Controversial door from Titanic sold for eye-watering amount

Simon Kelly

Titanic door

You could buy an entire house with that.

The beloved disaster film Titanic has been a favourite for nearly three decades now, but there was always one question left unanswered – Could Jack have fit on the floating door?

The answer is, well, obviously. Look at the size of it, he would have been grand.

Now that question can definitively be put to bed by the new owner of the actual door from the movie, which has sold for an eye-watering $718,750 (Approximately €666,666… spooky) at the Heritage Auctions’ Treasures from Planet Hollywood event.

According to the auction notes the door was part of the frame above the ship’s first-class lounge entrance, which eventually became Rose’s ticket to safety in the aftermath of the ship sinking.
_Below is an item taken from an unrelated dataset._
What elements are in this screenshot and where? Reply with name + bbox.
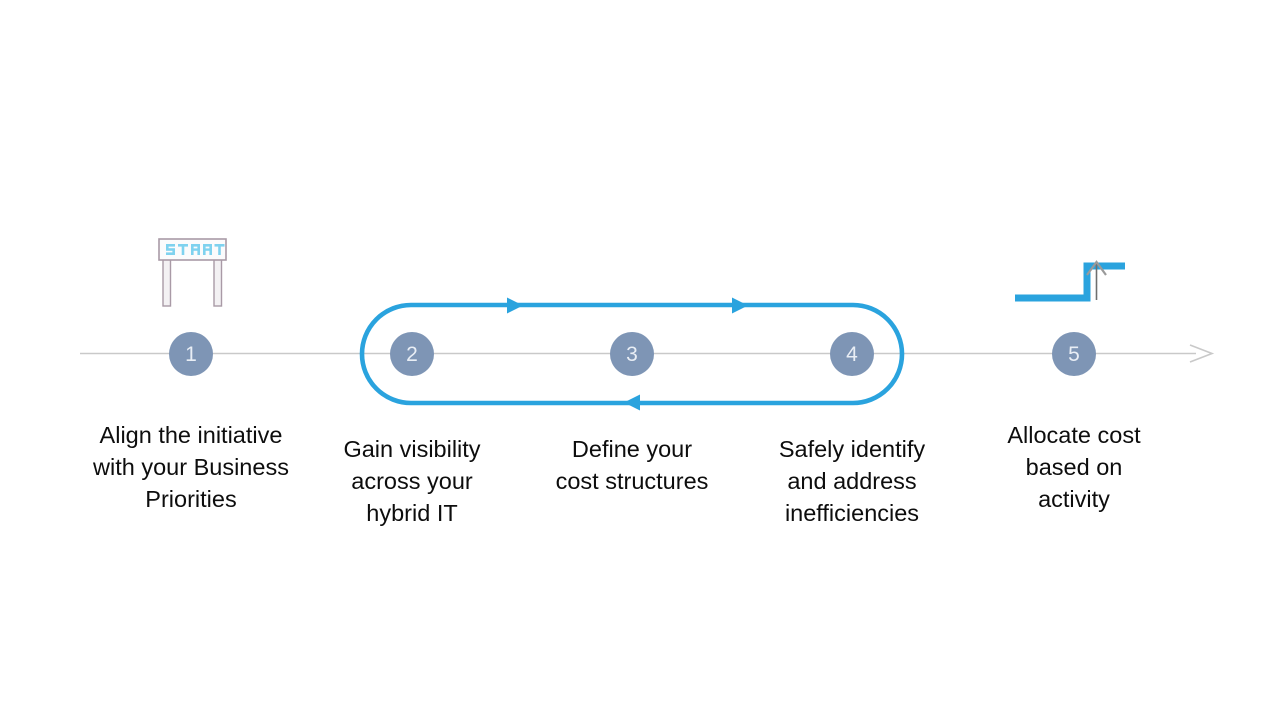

Controversial door from Titanic has sold for eye-watering amount

The notes also read that the item is “based on the most famous complete piece of debris salvaged from the 1912 tragedy.”

It continues, “This intricately carved stunt prop bears a striking resemblance to the Louis XV-style panel housed in the Maritime Museum in Halifax, Nova Scotia.”

It seems like the question of whether Leo Di Caprio’s character could have survived was also nagging Titanic director James Cameron.

In 2022, he attempted to put an end to the nagging question by conducting a “scientific study to put this whole thing to rest and drive a stake through its heart once and for all.”

Speaking to Postmedia, the director said: “We have since done a thorough forensic analysis with a hypothermia expert who reproduced the raft from the movie.

“We took two stunt people who were the same body mass of Kate and Leo and we put sensors all over them and inside them and we put them in ice water and we tested to see whether they could have survived through a variety of methods.

“The answer was: there was no way they both could have survived. Only one could survive.”

Cameron concluded in a much less scientific way by saying that essentially Jack needed to die for the plot.

“It’s like Romeo and Juliet,” he said. “It’s a movie about love and sacrifice and mortality. The love is measured by the sacrifice.”

Other items at the auction event included Kate Winslet’s dress from the movie, Indiana Jones’s bullwhip from The Temple of Doom and Jack Nicholson’s axe from The Shining.